UPDATE: I think I posted in the wrong forum. Reposting to rescue cases forum. My apologies to the moderators.

** The photo used as my avatar is the pup here **

We are asking $400 for the Golden Retriever puppy we have for adoption to a good home. Long story short, he was purchased last month on a “whim” by a young pregnant girl and her boyfriend who lived in an apartment that strictly enforces a “no pet policy.” When they received an eviction notice, they tried selling the dog to anyone who would pay $500, so we bought the dog from her to prevent “Chase” from going to the wrong home or a backyard breeder as the price seemed too low for such a nice dog.

We would like to see him go to a home where he will be loved and not have to be rehomed again. He deserves the world. He is truly a lovely pup. He comes with his doggie dishes, toys, any remaining puppy chow and favorite blanket. He has not been neutered yet but we pray that the new owners will make the decision to do this. We just simply cannot invest in this as we already are out of pocket for him. If we didn’t have a long-awaited Doberman pup on the way Easter weekend, we would keep him. However, my husband is in Special Ops and goes away on short missions often and we decided to get a Doberman for security. We already have a Dalmatian so there is just no way to have three dogs and keep my sanity! Nor would it be fair to the dogs as I know I couldn't handle 2 pups and my Dal.

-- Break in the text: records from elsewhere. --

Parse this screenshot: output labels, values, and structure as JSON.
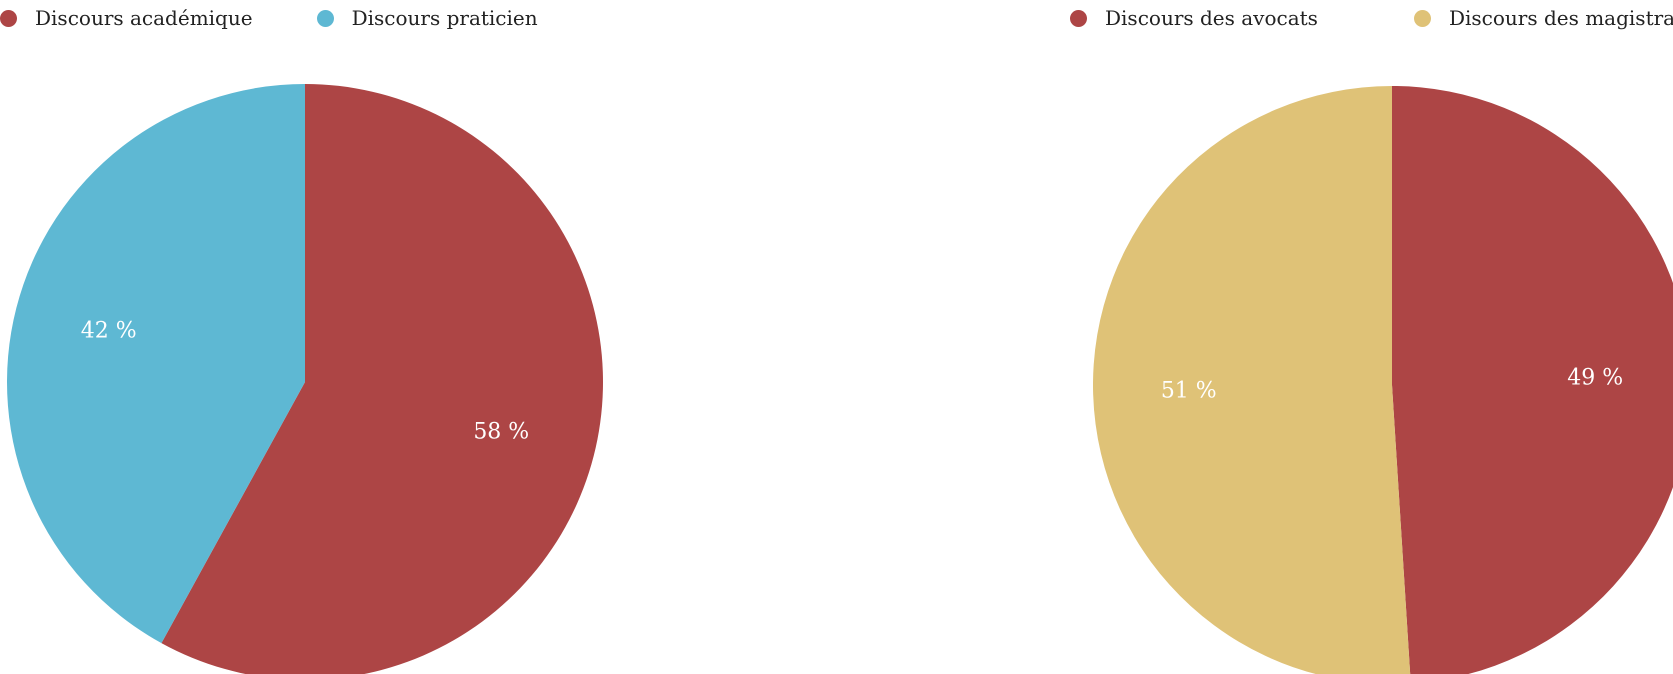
{
  "chart_data": [
    {
      "type": "pie",
      "title": "",
      "legend_position": "top-left",
      "series": [
        {
          "name": "Discours académique",
          "value": 58,
          "label": "58 %",
          "color": "#ad4545"
        },
        {
          "name": "Discours praticien",
          "value": 42,
          "label": "42 %",
          "color": "#5eb8d3"
        }
      ]
    },
    {
      "type": "pie",
      "title": "",
      "legend_position": "top-left",
      "series": [
        {
          "name": "Discours des avocats",
          "value": 49,
          "label": "49 %",
          "color": "#ad4545"
        },
        {
          "name": "Discours des magistrats",
          "value": 51,
          "label": "51 %",
          "color": "#dfc277"
        }
      ]
    }
  ]
}
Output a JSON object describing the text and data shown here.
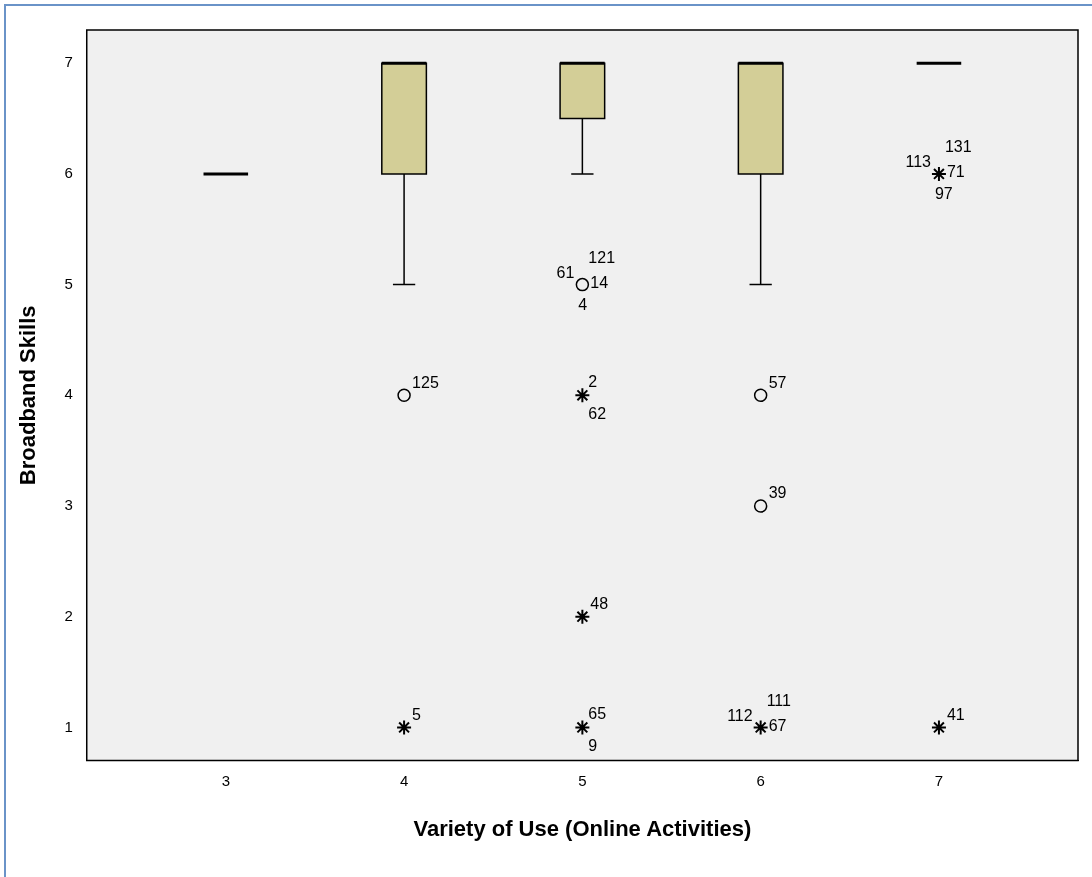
{
  "chart_data": {
    "type": "box",
    "xlabel": "Variety of Use (Online Activities)",
    "ylabel": "Broadband Skills",
    "categories": [
      "3",
      "4",
      "5",
      "6",
      "7"
    ],
    "ylim": [
      0.7,
      7.3
    ],
    "yticks": [
      1,
      2,
      3,
      4,
      5,
      6,
      7
    ],
    "grid": false,
    "legend": false,
    "colors": [
      "#000000",
      "#d3ce97",
      "#d3ce97",
      "#d3ce97",
      "#000000"
    ],
    "boxes": [
      {
        "low": 6,
        "q1": 6,
        "median": 6,
        "q3": 6,
        "high": 6
      },
      {
        "low": 5,
        "q1": 6,
        "median": 7,
        "q3": 7,
        "high": 7
      },
      {
        "low": 6,
        "q1": 6.5,
        "median": 7,
        "q3": 7,
        "high": 7
      },
      {
        "low": 5,
        "q1": 6,
        "median": 7,
        "q3": 7,
        "high": 7
      },
      {
        "low": 7,
        "q1": 7,
        "median": 7,
        "q3": 7,
        "high": 7
      }
    ],
    "series": [
      {
        "type": "scatter",
        "marker": "circle",
        "color": "#000000",
        "x": [
          "4",
          "5",
          "6",
          "6"
        ],
        "values": [
          4,
          5,
          4,
          3
        ]
      },
      {
        "type": "scatter",
        "marker": "cross",
        "color": "#000000",
        "x": [
          "4",
          "5",
          "5",
          "5",
          "6",
          "7",
          "7"
        ],
        "values": [
          1,
          4,
          2,
          1,
          1,
          6,
          1
        ]
      }
    ],
    "annotations": [
      {
        "text": "125",
        "x": "4",
        "y": 4
      },
      {
        "text": "5",
        "x": "4",
        "y": 1
      },
      {
        "text": "61",
        "x": "5",
        "y": 5
      },
      {
        "text": "121",
        "x": "5",
        "y": 5
      },
      {
        "text": "14",
        "x": "5",
        "y": 5
      },
      {
        "text": "4",
        "x": "5",
        "y": 5
      },
      {
        "text": "2",
        "x": "5",
        "y": 4
      },
      {
        "text": "62",
        "x": "5",
        "y": 4
      },
      {
        "text": "48",
        "x": "5",
        "y": 2
      },
      {
        "text": "65",
        "x": "5",
        "y": 1
      },
      {
        "text": "9",
        "x": "5",
        "y": 1
      },
      {
        "text": "57",
        "x": "6",
        "y": 4
      },
      {
        "text": "39",
        "x": "6",
        "y": 3
      },
      {
        "text": "112",
        "x": "6",
        "y": 1
      },
      {
        "text": "111",
        "x": "6",
        "y": 1
      },
      {
        "text": "67",
        "x": "6",
        "y": 1
      },
      {
        "text": "113",
        "x": "7",
        "y": 6
      },
      {
        "text": "131",
        "x": "7",
        "y": 6
      },
      {
        "text": "71",
        "x": "7",
        "y": 6
      },
      {
        "text": "97",
        "x": "7",
        "y": 6
      },
      {
        "text": "41",
        "x": "7",
        "y": 1
      }
    ]
  }
}
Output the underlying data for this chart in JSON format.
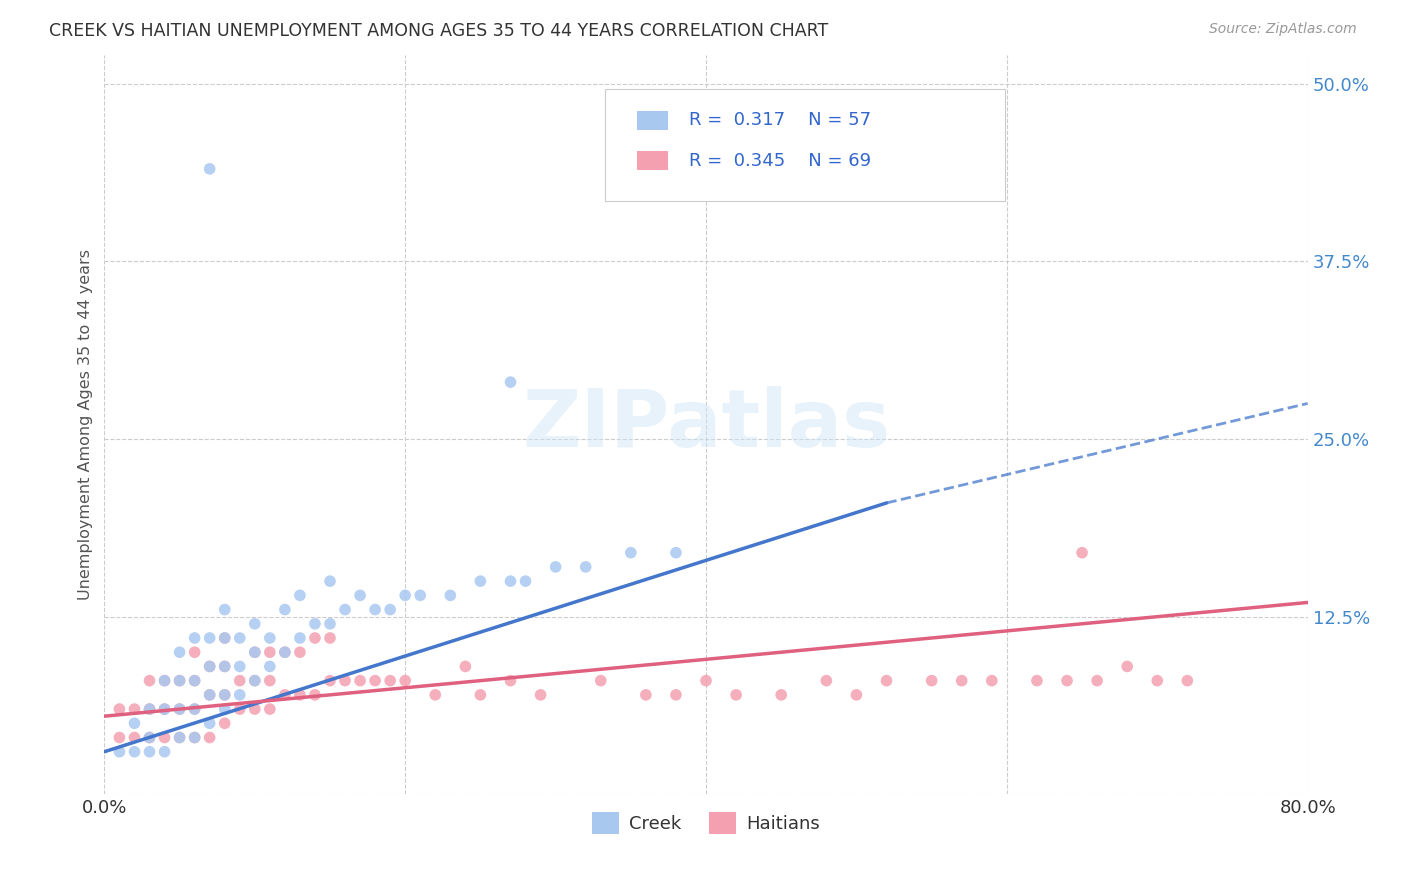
{
  "title": "CREEK VS HAITIAN UNEMPLOYMENT AMONG AGES 35 TO 44 YEARS CORRELATION CHART",
  "source": "Source: ZipAtlas.com",
  "ylabel": "Unemployment Among Ages 35 to 44 years",
  "xlim": [
    0.0,
    0.8
  ],
  "ylim": [
    0.0,
    0.52
  ],
  "ytick_values": [
    0.0,
    0.125,
    0.25,
    0.375,
    0.5
  ],
  "ytick_labels": [
    "",
    "12.5%",
    "25.0%",
    "37.5%",
    "50.0%"
  ],
  "xtick_values": [
    0.0,
    0.2,
    0.4,
    0.6,
    0.8
  ],
  "xtick_labels": [
    "0.0%",
    "",
    "",
    "",
    "80.0%"
  ],
  "creek_color": "#a8c8f0",
  "haitian_color": "#f4a0b0",
  "creek_line_color": "#4477cc",
  "haitian_line_color": "#e06080",
  "creek_R": 0.317,
  "creek_N": 57,
  "haitian_R": 0.345,
  "haitian_N": 69,
  "background_color": "#ffffff",
  "grid_color": "#cccccc",
  "creek_line_solid_end": 0.52,
  "creek_line_start_y": 0.03,
  "creek_line_end_y_solid": 0.205,
  "creek_line_end_y_dashed": 0.275,
  "haitian_line_start_y": 0.055,
  "haitian_line_end_y": 0.135,
  "creek_scatter_x": [
    0.01,
    0.02,
    0.02,
    0.03,
    0.03,
    0.03,
    0.04,
    0.04,
    0.04,
    0.05,
    0.05,
    0.05,
    0.05,
    0.06,
    0.06,
    0.06,
    0.06,
    0.07,
    0.07,
    0.07,
    0.07,
    0.08,
    0.08,
    0.08,
    0.08,
    0.08,
    0.09,
    0.09,
    0.09,
    0.1,
    0.1,
    0.1,
    0.11,
    0.11,
    0.12,
    0.12,
    0.13,
    0.13,
    0.14,
    0.15,
    0.15,
    0.16,
    0.17,
    0.18,
    0.19,
    0.2,
    0.21,
    0.23,
    0.25,
    0.27,
    0.28,
    0.3,
    0.32,
    0.35,
    0.38,
    0.27,
    0.07
  ],
  "creek_scatter_y": [
    0.03,
    0.03,
    0.05,
    0.03,
    0.04,
    0.06,
    0.03,
    0.06,
    0.08,
    0.04,
    0.06,
    0.08,
    0.1,
    0.04,
    0.06,
    0.08,
    0.11,
    0.05,
    0.07,
    0.09,
    0.11,
    0.06,
    0.07,
    0.09,
    0.11,
    0.13,
    0.07,
    0.09,
    0.11,
    0.08,
    0.1,
    0.12,
    0.09,
    0.11,
    0.1,
    0.13,
    0.11,
    0.14,
    0.12,
    0.12,
    0.15,
    0.13,
    0.14,
    0.13,
    0.13,
    0.14,
    0.14,
    0.14,
    0.15,
    0.15,
    0.15,
    0.16,
    0.16,
    0.17,
    0.17,
    0.29,
    0.44
  ],
  "haitian_scatter_x": [
    0.01,
    0.01,
    0.02,
    0.02,
    0.03,
    0.03,
    0.03,
    0.04,
    0.04,
    0.04,
    0.05,
    0.05,
    0.05,
    0.06,
    0.06,
    0.06,
    0.06,
    0.07,
    0.07,
    0.07,
    0.08,
    0.08,
    0.08,
    0.08,
    0.09,
    0.09,
    0.1,
    0.1,
    0.1,
    0.11,
    0.11,
    0.11,
    0.12,
    0.12,
    0.13,
    0.13,
    0.14,
    0.14,
    0.15,
    0.15,
    0.16,
    0.17,
    0.18,
    0.19,
    0.2,
    0.22,
    0.24,
    0.25,
    0.27,
    0.29,
    0.33,
    0.36,
    0.38,
    0.4,
    0.42,
    0.45,
    0.48,
    0.5,
    0.52,
    0.55,
    0.57,
    0.59,
    0.62,
    0.64,
    0.66,
    0.68,
    0.7,
    0.72,
    0.65
  ],
  "haitian_scatter_y": [
    0.04,
    0.06,
    0.04,
    0.06,
    0.04,
    0.06,
    0.08,
    0.04,
    0.06,
    0.08,
    0.04,
    0.06,
    0.08,
    0.04,
    0.06,
    0.08,
    0.1,
    0.04,
    0.07,
    0.09,
    0.05,
    0.07,
    0.09,
    0.11,
    0.06,
    0.08,
    0.06,
    0.08,
    0.1,
    0.06,
    0.08,
    0.1,
    0.07,
    0.1,
    0.07,
    0.1,
    0.07,
    0.11,
    0.08,
    0.11,
    0.08,
    0.08,
    0.08,
    0.08,
    0.08,
    0.07,
    0.09,
    0.07,
    0.08,
    0.07,
    0.08,
    0.07,
    0.07,
    0.08,
    0.07,
    0.07,
    0.08,
    0.07,
    0.08,
    0.08,
    0.08,
    0.08,
    0.08,
    0.08,
    0.08,
    0.09,
    0.08,
    0.08,
    0.17
  ]
}
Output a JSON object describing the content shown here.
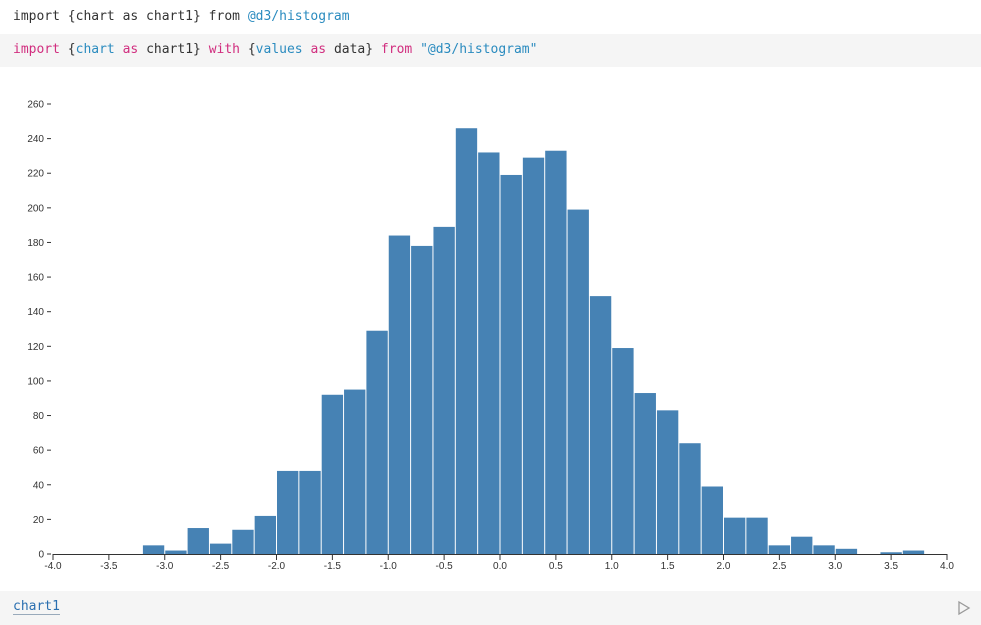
{
  "cells": [
    {
      "tokens": [
        "import {chart as chart1} from ",
        "@d3/histogram"
      ]
    },
    {
      "tokens": [
        "import",
        " {",
        "chart",
        " ",
        "as",
        " chart1} ",
        "with",
        " {",
        "values",
        " ",
        "as",
        " data} ",
        "from",
        " ",
        "\"@d3/histogram\""
      ]
    }
  ],
  "output_name": "chart1",
  "chart_data": {
    "type": "histogram",
    "color": "#4682b4",
    "bins": [
      -4.0,
      -3.8,
      -3.6,
      -3.4,
      -3.2,
      -3.0,
      -2.8,
      -2.6,
      -2.4,
      -2.2,
      -2.0,
      -1.8,
      -1.6,
      -1.4,
      -1.2,
      -1.0,
      -0.8,
      -0.6,
      -0.4,
      -0.2,
      0,
      0.2,
      0.4,
      0.6,
      0.8,
      1.0,
      1.2,
      1.4,
      1.6,
      1.8,
      2.0,
      2.2,
      2.4,
      2.6,
      2.8,
      3.0,
      3.2,
      3.4,
      3.6,
      3.8,
      4.0
    ],
    "values": [
      0,
      0,
      0,
      0,
      5,
      2,
      15,
      6,
      14,
      22,
      48,
      48,
      92,
      95,
      129,
      184,
      178,
      189,
      246,
      232,
      219,
      229,
      233,
      199,
      149,
      119,
      93,
      83,
      64,
      39,
      21,
      21,
      5,
      10,
      5,
      3,
      0,
      1,
      2,
      0
    ],
    "xlim": [
      -4.0,
      4.0
    ],
    "xticks": [
      {
        "value": -4.0,
        "label": "-4.0"
      },
      {
        "value": -3.5,
        "label": "-3.5"
      },
      {
        "value": -3.0,
        "label": "-3.0"
      },
      {
        "value": -2.5,
        "label": "-2.5"
      },
      {
        "value": -2.0,
        "label": "-2.0"
      },
      {
        "value": -1.5,
        "label": "-1.5"
      },
      {
        "value": -1.0,
        "label": "-1.0"
      },
      {
        "value": -0.5,
        "label": "-0.5"
      },
      {
        "value": 0,
        "label": "0.0"
      },
      {
        "value": 0.5,
        "label": "0.5"
      },
      {
        "value": 1.0,
        "label": "1.0"
      },
      {
        "value": 1.5,
        "label": "1.5"
      },
      {
        "value": 2.0,
        "label": "2.0"
      },
      {
        "value": 2.5,
        "label": "2.5"
      },
      {
        "value": 3.0,
        "label": "3.0"
      },
      {
        "value": 3.5,
        "label": "3.5"
      },
      {
        "value": 4.0,
        "label": "4.0"
      }
    ],
    "ylim": [
      0,
      260
    ],
    "yticks": [
      0,
      20,
      40,
      60,
      80,
      100,
      120,
      140,
      160,
      180,
      200,
      220,
      240,
      260
    ]
  }
}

We will be putting him in the best possible home we can and the fenced yard, stable, long-term home and allowing this adorable pup to be an indoor pet are the determining factors.


----------



## HopeandFaithCA (Feb 25, 2008)

Hello all, the pup was adopted to a wonderful, wonderful couple today! He absolutely loved them. Thank you for your support. God bless.


----------



## LOVEisGOLDEN (Jan 4, 2008)

so good to hear! good luck with your new puppy-I'm sure you are counting the days until Easter!


----------



## indysmum (Jun 20, 2007)

What wonderful news


----------



## Nanika (Jan 10, 2008)

Glad to hear the little one has found his forever home...sorry that I live so far away or I might have taken him. When I called about transporting him to me (northern BC) it was going to cost about $1000.00 CRAZY...anyway thanks for saving him from an uncertain world and making sure that he ended up in a great home.


----------



## Jake'sDad (Oct 20, 2007)

That's great news! Glad to hear you found a good home for the little guy. Thank you so much for your efforts on his behalf!


----------



## BeauShel (May 20, 2007)

That is great news. I hope you will stick around... especially since you are a saver of puppies.


----------